John Boyce, founder of start-up GnuBio, says that the Harvard University spinout is in position to become an “eBay of Biomarkers.” GnuBio is developing open-source-genome-sequencing techniques that will make DNA testing faster and cheaper.
Open-source-genome-sequencing technology may mean that testing can be done in hours rather than days at a cost of about $30 instead of the several thousands now charged.
Implications - John Boyce has had a helping hand from Harvard professor Dave Weitz who specializes in physics and engineering, as well as Jessica Tonani who is the former associate director of product marketing at a sequencing company called Affymetrix Inc. The team says that this new open-source genome sequencing startup “promises to join together millions of biologicial samples that are currently siloed at institutes around the world.”
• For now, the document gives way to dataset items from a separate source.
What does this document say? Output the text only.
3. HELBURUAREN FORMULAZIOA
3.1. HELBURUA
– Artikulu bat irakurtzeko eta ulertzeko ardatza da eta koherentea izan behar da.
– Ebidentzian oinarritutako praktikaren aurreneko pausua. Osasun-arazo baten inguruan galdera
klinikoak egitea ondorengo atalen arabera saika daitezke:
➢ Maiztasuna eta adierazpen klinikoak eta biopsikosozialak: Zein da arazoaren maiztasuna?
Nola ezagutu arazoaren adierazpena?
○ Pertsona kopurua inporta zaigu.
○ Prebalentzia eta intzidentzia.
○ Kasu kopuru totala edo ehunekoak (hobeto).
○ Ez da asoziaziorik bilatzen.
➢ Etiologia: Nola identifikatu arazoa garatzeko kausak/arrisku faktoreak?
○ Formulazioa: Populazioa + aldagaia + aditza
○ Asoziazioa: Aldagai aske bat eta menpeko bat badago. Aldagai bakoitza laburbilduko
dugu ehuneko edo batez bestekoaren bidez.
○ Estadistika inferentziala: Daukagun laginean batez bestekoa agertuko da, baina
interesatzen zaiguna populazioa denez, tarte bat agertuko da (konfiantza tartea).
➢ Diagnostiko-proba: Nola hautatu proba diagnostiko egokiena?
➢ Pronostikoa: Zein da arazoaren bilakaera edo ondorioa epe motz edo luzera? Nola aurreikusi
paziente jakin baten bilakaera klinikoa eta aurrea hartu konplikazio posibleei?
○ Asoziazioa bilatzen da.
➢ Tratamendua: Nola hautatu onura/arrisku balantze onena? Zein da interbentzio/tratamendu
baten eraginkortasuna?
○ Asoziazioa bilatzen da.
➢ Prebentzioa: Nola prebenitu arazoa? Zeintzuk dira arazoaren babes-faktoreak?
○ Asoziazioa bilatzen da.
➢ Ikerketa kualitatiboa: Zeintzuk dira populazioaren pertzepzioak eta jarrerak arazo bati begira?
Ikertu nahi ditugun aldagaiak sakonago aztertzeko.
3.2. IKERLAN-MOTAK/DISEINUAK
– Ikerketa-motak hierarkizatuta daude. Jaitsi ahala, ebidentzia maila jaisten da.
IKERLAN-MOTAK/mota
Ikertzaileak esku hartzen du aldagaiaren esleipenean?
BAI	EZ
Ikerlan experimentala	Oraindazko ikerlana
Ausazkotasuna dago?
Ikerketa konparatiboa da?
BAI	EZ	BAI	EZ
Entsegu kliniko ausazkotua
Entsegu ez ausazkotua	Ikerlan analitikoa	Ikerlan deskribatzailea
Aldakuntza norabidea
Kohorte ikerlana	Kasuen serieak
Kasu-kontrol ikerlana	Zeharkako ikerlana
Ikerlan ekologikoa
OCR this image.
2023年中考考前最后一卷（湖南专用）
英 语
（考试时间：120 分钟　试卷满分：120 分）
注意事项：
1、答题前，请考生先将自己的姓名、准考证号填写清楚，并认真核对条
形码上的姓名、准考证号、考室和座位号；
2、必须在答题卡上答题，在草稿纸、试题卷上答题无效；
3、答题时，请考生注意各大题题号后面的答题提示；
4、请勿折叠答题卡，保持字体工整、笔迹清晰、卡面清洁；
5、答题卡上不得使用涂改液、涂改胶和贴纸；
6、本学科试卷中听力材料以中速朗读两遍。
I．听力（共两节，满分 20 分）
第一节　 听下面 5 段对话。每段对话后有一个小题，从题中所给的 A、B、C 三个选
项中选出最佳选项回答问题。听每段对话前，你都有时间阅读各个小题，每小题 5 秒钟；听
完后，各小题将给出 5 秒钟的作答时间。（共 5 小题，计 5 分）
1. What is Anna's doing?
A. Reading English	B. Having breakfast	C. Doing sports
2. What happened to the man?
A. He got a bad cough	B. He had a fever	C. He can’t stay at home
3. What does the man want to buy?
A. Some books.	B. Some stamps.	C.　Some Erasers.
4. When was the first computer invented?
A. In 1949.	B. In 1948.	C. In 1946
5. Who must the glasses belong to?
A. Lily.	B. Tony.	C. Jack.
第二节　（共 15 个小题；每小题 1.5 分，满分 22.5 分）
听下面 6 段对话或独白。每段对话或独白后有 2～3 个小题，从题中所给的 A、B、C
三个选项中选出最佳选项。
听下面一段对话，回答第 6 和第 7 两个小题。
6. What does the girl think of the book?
Open-Source Genome Sequencing Startup Developing New Technology
1. Open-source Genome Sequencing - GnuBio's open-source-genome-sequencing techniques have the potential to disrupt the traditional DNA testing industry by making it faster and cheaper.
2. Rapid DNA Testing - GnuBio's open-source-genome-sequencing technology is expected to reduce the time needed for DNA testing from days to hours, creating a new market for instant DNA testing solutions.
3. Affordable DNA Testing - GnuBio's open-source-genome-sequencing technology promises to lower the cost of DNA testing to around $30, making it accessible and affordable for more people.
1. Biotechnology - Open-source-genome-sequencing technology has the potential to transform the biotechnology industry by enabling faster and cheaper DNA testing.
2. Healthcare - GnuBio's open-source-genome-sequencing technology could create disruptive innovation opportunities in the healthcare industry by enabling rapid and affordable DNA testing for medical diagnosis and treatment.
3. Research - GnuBio's open-source-genome-sequencing startup has the potential to revolutionize genomics research by making it easier and cheaper to access and analyze DNA samples from around the world.